Maka jika membincang soal disabilitas juga semestinya demikian. Isu ini kadang terasa sunyi di tengah riuh wacana lain yang lebih populer. Namun di balik kesunyiannya, suara-suara kecilnya menyimpan daya tumbuh: memanggil kita untuk peduli, bergerak, dan meyakini bahwa setiap langkah, sekecil apa pun, layak diperjuangkan bersama.
Isu Soal Disabilitas Memang Isu Marjinal
Isu disabilitas adalah salah satu isu yang kerap terpinggirkan. Bahkan sekadar membedakan istilah difabilitas dan disabilitas pun masih menjadi tanda tanya bagi banyak orang. Itu baru soal terminologi, belum masuk ke lapisan persoalan mendasar: bagaimana akses, perlindungan, hingga penghormatan martabat saudara-saudara kita penyandang disabilitas yang masih minim dari perhatian.
Saya beberapa kali menulis tema ini. Beberapa teman bertanya, “Kenapa sih getol banget nulis soal disabilitas? Emang ada yang baca?” Saya hanya tertegun. Setelah coba merenungkan, memang tidak ada target muluk-muluk. Saya hanya ingin menyebarkan gagasan, menuliskan apa yang saya anggap penting. Karena saya percaya: tidak ada yang sia-sia dalam menanam kebaikan. Sekecil apa pun, ia akan tumbuh.

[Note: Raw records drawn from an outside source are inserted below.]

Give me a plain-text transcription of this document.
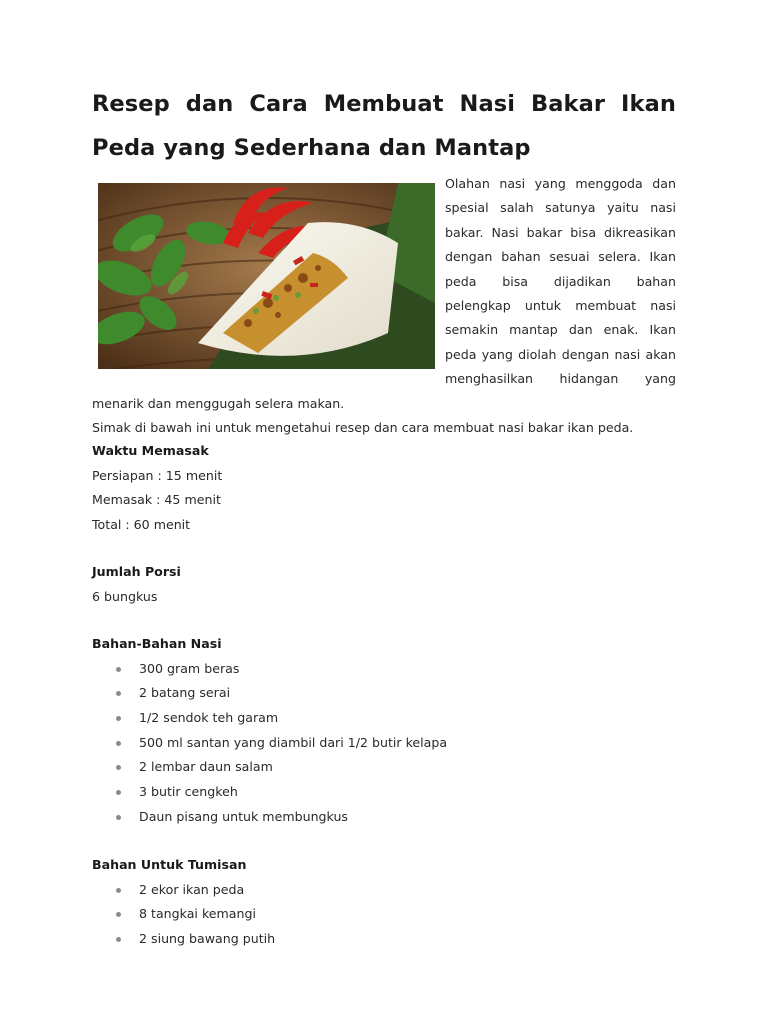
Resep dan Cara Membuat Nasi Bakar Ikan Peda yang Sederhana dan Mantap

Olahan nasi yang menggoda dan spesial salah satunya yaitu nasi bakar. Nasi bakar bisa dikreasikan dengan bahan sesuai selera. Ikan peda bisa dijadikan bahan pelengkap untuk membuat nasi semakin mantap dan enak. Ikan peda yang diolah dengan nasi akan menghasilkan hidangan yang menarik dan menggugah selera makan.

Simak di bawah ini untuk mengetahui resep dan cara membuat nasi bakar ikan peda.

Waktu Memasak

Persiapan : 15 menit

Memasak : 45 menit

Total : 60 menit

Jumlah Porsi

6 bungkus

Bahan-Bahan Nasi

300 gram beras
2 batang serai
1/2 sendok teh garam
500 ml santan yang diambil dari 1/2 butir kelapa
2 lembar daun salam
3 butir cengkeh
Daun pisang untuk membungkus

Bahan Untuk Tumisan

2 ekor ikan peda
8 tangkai kemangi
2 siung bawang putih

Dalam Hadits Riwayat Muslim ditegaskan, “Barang siapa di antara kalian melihat kemungkaran, ubahlah dengan tangannya. Jika tidak bisa, ubahlah dengan lisannya. Jika tidak bisa, ingkarilah dengan hatinya, dan itu merupakan selemah-lemahnya iman.” Saya yakin, menulis pun adalah bagian dari upaya mengingkari kemungkaran. Termasuk menulis isu disabilitas.
Kita Semua Akan Menua
Sering kita lupa, bahwa pada akhirnya kita semua akan menua. Usia membawa kita pada kondisi yang tak jauh beda dengan pengalaman teman-teman difabel: penglihatan melemah, pendengaran menurun, gerak tak lagi lincah. Maka membangun fikih yang ramah, inklusif, dan aksesibel bukan sekadar kepentingan segelintir orang. Ini kepentingan kita bersama.
Dalam Islam, rahmat Allah ditujukan bagi seluruh alam (rahmatan lil ‘alamin). Sudah sepatutnya sistem, aturan, dan kebijakan juga mewujudkan rahmat bagi mereka yang sering luput dari perhatian.
Pun jika mengutip Prof. Azyumardi Azra, Islam sejatinya hadir untuk mengokohkan keadilan sosial bagi semua golongan, tanpa terkecuali. Prinsip keadilan inilah yang seharusnya menjiwai setiap ijtihad hukum, kebijakan publik, hingga pelayanan sosial. Jika kita abai pada kelompok rentan—termasuk lansia dan difabel—maka kita telah mengkhianati makna rahmatan lil ‘alamin yang merupakan warisan Rasulullah.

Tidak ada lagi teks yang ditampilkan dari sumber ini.